Plans are built around phases, not weeks
Most relays plans are calendar-based, week 1, week 2, week 3. A better plan is phase-based, train the phase that's weakest, until it's not weakest anymore. AI tells you which phase to start with.
A relays training plan should adapt to what your form is doing now, not what it was doing last season. Here's how to structure a relays plan around the phases the AI flags as weakest, strength block, technique block, plyo block, and re-test against video at the end of each.
Most relays plans are calendar-based, week 1, week 2, week 3. A better plan is phase-based, train the phase that's weakest, until it's not weakest anymore. AI tells you which phase to start with.
Plans without checkpoints turn into routines. Every two to three weeks, upload a relays clip and let the AI check whether the gap closed. If it didn't, the plan changes.
Once the takeoff is dialed in, the next gap shifts. The plan follows the gap, not the calendar. AI re-prioritizes after every video re-test.
Build a relays plan around the phase that's costing you the most, train it for two to three weeks, re-test on video, repeat. AI tells you what to start with and what to do next.
Follow up in chat and ask questions. The AI remembers your analysis and speaks the language of relays coaching.

This is the schedule a typical HS or club program uses during the in-season. Wednesday's drill focus rotates based on what AI form check flagged from the weekend's tape.
Individual sprint training (each leg works own distance).
Relay technique: stationary, walking, jogging exchanges. Go-mark calibration.
Race-pace exchanges in zone. 4-6 full-speed reps per pair.
Recovery / mobility.
Full 4x100 simulation if pre-meet. Or meet day.
Off.
Tape review of exchanges. Identify pair that needs adjustment.
Progression is non-linear.
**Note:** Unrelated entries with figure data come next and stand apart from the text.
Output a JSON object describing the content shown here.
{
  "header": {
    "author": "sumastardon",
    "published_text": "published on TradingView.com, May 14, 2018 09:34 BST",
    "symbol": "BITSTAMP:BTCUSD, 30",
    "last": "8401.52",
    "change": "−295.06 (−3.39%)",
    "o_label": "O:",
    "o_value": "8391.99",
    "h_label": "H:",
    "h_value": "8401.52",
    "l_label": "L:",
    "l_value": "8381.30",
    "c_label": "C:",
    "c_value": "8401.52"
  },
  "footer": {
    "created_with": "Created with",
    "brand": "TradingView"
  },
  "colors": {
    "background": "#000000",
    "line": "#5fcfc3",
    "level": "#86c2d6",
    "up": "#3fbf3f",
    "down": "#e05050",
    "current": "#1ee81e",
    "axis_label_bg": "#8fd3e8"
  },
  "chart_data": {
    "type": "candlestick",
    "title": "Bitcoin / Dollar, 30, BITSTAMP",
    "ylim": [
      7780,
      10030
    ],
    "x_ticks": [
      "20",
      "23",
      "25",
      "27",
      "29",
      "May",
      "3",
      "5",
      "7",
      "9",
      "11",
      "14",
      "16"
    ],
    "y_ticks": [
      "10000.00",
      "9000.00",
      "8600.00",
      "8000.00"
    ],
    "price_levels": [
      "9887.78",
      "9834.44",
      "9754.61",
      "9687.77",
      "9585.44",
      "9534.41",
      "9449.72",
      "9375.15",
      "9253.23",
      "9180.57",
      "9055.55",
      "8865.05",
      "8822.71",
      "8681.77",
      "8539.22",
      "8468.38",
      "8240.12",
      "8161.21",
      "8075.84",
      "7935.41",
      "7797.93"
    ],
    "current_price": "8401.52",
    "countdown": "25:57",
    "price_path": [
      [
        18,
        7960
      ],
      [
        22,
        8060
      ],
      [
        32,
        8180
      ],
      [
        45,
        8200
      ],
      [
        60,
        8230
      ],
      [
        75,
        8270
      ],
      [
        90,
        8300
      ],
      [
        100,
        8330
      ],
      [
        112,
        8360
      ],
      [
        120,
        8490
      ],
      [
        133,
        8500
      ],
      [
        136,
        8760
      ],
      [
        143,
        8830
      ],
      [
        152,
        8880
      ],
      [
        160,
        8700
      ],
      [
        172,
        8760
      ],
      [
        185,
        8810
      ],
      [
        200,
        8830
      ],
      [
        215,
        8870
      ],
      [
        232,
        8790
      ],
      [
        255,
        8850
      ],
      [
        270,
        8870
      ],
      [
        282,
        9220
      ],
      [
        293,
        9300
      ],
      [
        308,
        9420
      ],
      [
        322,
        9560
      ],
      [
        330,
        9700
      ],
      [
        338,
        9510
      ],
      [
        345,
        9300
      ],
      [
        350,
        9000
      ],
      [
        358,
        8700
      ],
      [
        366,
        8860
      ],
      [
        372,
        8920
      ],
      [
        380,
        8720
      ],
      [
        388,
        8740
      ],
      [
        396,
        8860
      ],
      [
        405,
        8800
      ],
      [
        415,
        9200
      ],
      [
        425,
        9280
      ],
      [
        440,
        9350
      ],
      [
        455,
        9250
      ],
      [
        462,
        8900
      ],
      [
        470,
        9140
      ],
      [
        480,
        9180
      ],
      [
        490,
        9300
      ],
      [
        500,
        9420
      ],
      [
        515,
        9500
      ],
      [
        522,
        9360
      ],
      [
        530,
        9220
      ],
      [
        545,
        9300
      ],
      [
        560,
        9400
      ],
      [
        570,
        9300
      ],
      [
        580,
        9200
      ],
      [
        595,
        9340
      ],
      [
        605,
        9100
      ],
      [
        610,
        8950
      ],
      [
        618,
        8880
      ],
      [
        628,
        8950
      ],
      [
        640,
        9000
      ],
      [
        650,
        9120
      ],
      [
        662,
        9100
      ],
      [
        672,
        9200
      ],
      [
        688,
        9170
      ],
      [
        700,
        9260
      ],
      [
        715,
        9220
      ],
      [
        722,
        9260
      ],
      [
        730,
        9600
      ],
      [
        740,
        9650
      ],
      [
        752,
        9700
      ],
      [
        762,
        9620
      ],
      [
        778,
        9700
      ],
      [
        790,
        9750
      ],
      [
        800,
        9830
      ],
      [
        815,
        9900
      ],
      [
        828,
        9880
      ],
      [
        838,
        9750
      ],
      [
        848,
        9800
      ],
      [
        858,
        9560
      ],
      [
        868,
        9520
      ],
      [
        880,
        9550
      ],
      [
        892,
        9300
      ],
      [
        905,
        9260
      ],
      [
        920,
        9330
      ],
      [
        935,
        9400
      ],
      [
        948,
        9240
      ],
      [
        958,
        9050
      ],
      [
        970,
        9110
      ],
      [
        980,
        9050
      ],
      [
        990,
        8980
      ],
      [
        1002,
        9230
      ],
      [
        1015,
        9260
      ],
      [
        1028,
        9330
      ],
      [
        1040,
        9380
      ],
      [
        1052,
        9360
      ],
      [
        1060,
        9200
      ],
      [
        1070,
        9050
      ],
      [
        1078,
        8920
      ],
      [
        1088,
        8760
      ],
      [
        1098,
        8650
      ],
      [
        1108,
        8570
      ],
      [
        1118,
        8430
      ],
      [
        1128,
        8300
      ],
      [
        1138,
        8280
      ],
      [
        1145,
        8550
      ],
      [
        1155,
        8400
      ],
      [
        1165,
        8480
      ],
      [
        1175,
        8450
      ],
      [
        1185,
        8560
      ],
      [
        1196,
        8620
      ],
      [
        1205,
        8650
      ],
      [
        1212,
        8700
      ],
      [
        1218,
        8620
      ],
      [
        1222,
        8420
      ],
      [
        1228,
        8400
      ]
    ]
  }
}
The ladder below maps marker behavior, typical relays performance, approach length, and last-5m approach speed to the technical focus that should dominate your training block.
| Level | Marker | Performance | Approach | Speed | Training focus |
|---|---|---|---|---|---|
| Beginner | First exposure to relay. | n/a | n/a | n/a | Hand position, baton grip, basic exchange in stationary. |
| HS Developing | Can complete a 4x100 without dropping. | 4x100: 50+ s (M), 56+ s (W) | n/a | n/a | Verbal timing, jogging exchanges, basic go-mark. |
| HS Top / Club | State-meet caliber. | 4x100: 42-46 s (M), 48-53 s (W) | n/a | n/a | Race-pace exchanges, speed retention, drive-out. |
| College | D1 / national-meet caliber. | 4x100: 39-42 s (M), 44-48 s (W) | n/a | n/a | Sub-0.05s exchange loss, leg-order optimization. |
| Elite | World-level relay teams. | 4x100: < 39 s (M), < 44 s (W) | n/a | n/a | Marginal exchange gains, world-record execution. |
Primary sources behind the numbers and methods on this page.
Five common questions about relays that come up in coaching.
A directory of every relays page on the site, from broad analysis tools to specific phase deep-dives. Each entry points to a focused write-up.
Download the app. Film a rep. See what the AI sees. Free first analysis, no card, no account required.